Instruction Tables - Algorithmica

Interleaving the stages of execution is a general idea in digital electronics, and it is applied not only in the main CPU pipeline, but also on the level of separate instructions and memory. Most execution units have their own little pipelines and can take another instruction just one or two cycles after the previous one.

In this context, it makes sense to use two different “costs” for instructions:

Latency: how many cycles are needed to receive the results of an instruction.
Throughput: how many instructions can be, on average, executed per cycle.

You can get latency and throughput numbers for a specific architecture from special documents called instruction tables.
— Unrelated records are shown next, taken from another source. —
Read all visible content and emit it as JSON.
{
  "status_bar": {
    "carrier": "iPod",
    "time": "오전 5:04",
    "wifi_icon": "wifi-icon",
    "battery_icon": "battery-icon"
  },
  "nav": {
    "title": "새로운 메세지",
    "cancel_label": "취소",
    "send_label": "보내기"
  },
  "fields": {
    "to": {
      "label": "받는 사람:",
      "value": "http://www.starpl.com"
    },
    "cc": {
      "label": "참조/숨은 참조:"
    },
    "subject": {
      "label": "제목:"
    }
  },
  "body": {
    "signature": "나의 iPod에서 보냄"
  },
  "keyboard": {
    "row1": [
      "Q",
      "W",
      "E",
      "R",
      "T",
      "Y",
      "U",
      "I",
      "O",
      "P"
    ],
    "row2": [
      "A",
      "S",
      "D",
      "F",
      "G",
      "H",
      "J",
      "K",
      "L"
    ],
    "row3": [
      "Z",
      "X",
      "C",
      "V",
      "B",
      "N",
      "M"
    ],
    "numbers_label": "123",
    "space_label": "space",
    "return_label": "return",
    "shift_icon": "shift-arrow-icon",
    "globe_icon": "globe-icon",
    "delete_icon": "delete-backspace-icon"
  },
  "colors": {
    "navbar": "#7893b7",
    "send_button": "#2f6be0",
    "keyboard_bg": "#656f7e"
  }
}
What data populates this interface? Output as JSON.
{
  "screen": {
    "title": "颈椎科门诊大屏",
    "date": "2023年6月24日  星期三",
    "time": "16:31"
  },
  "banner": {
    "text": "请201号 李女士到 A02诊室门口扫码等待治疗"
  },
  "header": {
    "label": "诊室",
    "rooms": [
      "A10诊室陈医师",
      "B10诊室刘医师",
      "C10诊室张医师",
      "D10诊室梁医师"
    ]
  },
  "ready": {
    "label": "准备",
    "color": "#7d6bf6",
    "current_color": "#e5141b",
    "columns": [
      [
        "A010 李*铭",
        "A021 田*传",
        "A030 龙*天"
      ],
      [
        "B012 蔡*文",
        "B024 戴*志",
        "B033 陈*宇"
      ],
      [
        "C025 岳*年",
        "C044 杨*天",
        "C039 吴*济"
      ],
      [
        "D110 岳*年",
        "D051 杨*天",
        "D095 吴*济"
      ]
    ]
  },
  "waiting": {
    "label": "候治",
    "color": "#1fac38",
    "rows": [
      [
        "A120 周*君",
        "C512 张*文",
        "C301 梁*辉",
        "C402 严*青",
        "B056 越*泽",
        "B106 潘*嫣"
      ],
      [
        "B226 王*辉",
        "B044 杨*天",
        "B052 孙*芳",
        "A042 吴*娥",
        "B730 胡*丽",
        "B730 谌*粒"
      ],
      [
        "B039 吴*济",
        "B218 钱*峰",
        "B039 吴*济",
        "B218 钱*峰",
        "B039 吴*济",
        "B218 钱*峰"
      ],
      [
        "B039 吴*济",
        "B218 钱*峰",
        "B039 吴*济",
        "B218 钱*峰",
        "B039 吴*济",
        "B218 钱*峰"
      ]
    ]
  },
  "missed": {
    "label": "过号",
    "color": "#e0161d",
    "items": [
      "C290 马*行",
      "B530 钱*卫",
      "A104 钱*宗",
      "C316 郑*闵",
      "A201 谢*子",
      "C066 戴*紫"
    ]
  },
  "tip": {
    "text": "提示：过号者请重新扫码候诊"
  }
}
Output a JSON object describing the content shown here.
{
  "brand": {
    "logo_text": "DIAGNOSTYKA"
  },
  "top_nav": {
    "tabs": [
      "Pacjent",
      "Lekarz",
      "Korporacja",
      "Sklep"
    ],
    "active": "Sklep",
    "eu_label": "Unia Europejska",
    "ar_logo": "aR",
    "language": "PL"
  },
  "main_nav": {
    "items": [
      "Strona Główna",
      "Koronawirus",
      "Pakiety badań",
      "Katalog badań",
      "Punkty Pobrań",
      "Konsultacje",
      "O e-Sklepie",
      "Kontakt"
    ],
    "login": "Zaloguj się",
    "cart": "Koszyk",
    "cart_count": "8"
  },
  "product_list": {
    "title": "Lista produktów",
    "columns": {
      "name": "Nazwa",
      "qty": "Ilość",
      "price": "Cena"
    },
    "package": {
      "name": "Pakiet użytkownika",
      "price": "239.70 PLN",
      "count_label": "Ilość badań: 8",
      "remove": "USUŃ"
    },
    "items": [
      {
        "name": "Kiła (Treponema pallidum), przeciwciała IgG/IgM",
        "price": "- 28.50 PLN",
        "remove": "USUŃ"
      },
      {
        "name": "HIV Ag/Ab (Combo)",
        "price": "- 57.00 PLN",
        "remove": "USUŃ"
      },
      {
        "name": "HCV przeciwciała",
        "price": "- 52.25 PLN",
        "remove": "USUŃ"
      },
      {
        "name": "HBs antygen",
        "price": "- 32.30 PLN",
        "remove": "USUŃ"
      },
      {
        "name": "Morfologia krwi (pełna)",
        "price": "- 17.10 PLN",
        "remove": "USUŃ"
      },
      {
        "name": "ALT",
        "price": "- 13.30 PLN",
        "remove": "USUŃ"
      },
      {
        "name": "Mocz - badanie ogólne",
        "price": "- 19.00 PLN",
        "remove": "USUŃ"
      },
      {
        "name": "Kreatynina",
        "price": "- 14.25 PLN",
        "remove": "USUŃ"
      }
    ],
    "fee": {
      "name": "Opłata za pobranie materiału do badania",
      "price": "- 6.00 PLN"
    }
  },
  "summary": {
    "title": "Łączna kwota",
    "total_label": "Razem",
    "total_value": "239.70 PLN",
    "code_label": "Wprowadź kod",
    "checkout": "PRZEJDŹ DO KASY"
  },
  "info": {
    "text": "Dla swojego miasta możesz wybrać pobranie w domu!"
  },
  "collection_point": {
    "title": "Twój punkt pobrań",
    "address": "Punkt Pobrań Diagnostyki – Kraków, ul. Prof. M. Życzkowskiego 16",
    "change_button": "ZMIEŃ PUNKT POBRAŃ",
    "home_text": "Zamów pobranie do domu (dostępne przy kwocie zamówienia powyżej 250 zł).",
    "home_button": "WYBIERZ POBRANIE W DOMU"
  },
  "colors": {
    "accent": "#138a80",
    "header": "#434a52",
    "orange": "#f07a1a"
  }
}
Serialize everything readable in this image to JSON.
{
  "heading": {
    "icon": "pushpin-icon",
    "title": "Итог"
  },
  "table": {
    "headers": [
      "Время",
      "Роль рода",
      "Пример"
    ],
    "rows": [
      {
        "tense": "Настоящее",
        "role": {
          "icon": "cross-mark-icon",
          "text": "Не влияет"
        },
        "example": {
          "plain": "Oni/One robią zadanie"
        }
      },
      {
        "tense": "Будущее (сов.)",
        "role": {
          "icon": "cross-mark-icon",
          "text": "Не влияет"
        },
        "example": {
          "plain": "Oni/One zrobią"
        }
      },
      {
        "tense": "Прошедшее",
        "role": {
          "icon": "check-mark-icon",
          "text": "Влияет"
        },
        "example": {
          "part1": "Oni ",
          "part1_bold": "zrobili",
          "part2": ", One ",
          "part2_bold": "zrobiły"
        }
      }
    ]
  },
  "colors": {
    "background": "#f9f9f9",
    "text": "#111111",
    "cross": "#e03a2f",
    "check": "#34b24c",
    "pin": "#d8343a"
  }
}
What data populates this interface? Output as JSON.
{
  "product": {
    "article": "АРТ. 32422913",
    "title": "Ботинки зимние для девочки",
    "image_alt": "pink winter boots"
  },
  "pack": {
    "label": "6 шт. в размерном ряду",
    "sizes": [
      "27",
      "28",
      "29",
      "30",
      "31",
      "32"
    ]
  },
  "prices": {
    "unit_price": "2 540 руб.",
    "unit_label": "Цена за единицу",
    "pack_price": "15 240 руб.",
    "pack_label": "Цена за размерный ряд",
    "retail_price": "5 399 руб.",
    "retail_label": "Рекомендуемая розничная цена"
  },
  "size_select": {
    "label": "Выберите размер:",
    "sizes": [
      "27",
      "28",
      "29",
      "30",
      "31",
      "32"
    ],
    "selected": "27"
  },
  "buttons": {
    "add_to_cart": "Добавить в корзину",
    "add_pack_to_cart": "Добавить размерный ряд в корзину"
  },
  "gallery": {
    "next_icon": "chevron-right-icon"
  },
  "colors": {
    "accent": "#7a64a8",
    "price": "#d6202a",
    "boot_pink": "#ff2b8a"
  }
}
Here are some sample values for my Zen 2 (all specified for 32-bit operands, if there is any difference):

Instruction	Latency	RThroughput
`jmp`	-	2
`mov r, r`	-	1/4
`mov r, m`	4	1/2
`mov m, r`	3	1
`add`	1	1/3
`cmp`	1	1/4
`popcnt`	1	1/4
`mul`	3	1
`div`	13-28	13-28

Some comments:

Because our minds are so used to the cost model where “more” means “worse,” people mostly use reciprocals of throughput instead of throughput.
If a certain instruction is especially frequent, its execution unit could be duplicated to increase its throughput — possibly to even more than one, but not higher than the decode width.
Some instructions have a latency of 0. This means that these instruction are used to control the scheduler and don’t reach the execution stage. They still have non-zero reciprocal throughput because the CPU front-end still needs to process them.
Most instructions are pipelined, and if they have the reciprocal throughput of $n$ , this usually means that their execution unit can take another instruction after $n$ cycles (and if it is below 1, this means that there are multiple execution units, all capable of taking another instruction on the next cycle). One notable exception is integer division: it is either very poorly pipelined or not pipelined at all.
Some instructions have variable latency, depending on not only the size, but also the values of the operands. For memory operations (including fused ones like add), the latency is usually specified for the best case (an L1 cache hit).

There are many more important little details, but this mental model will suffice for now.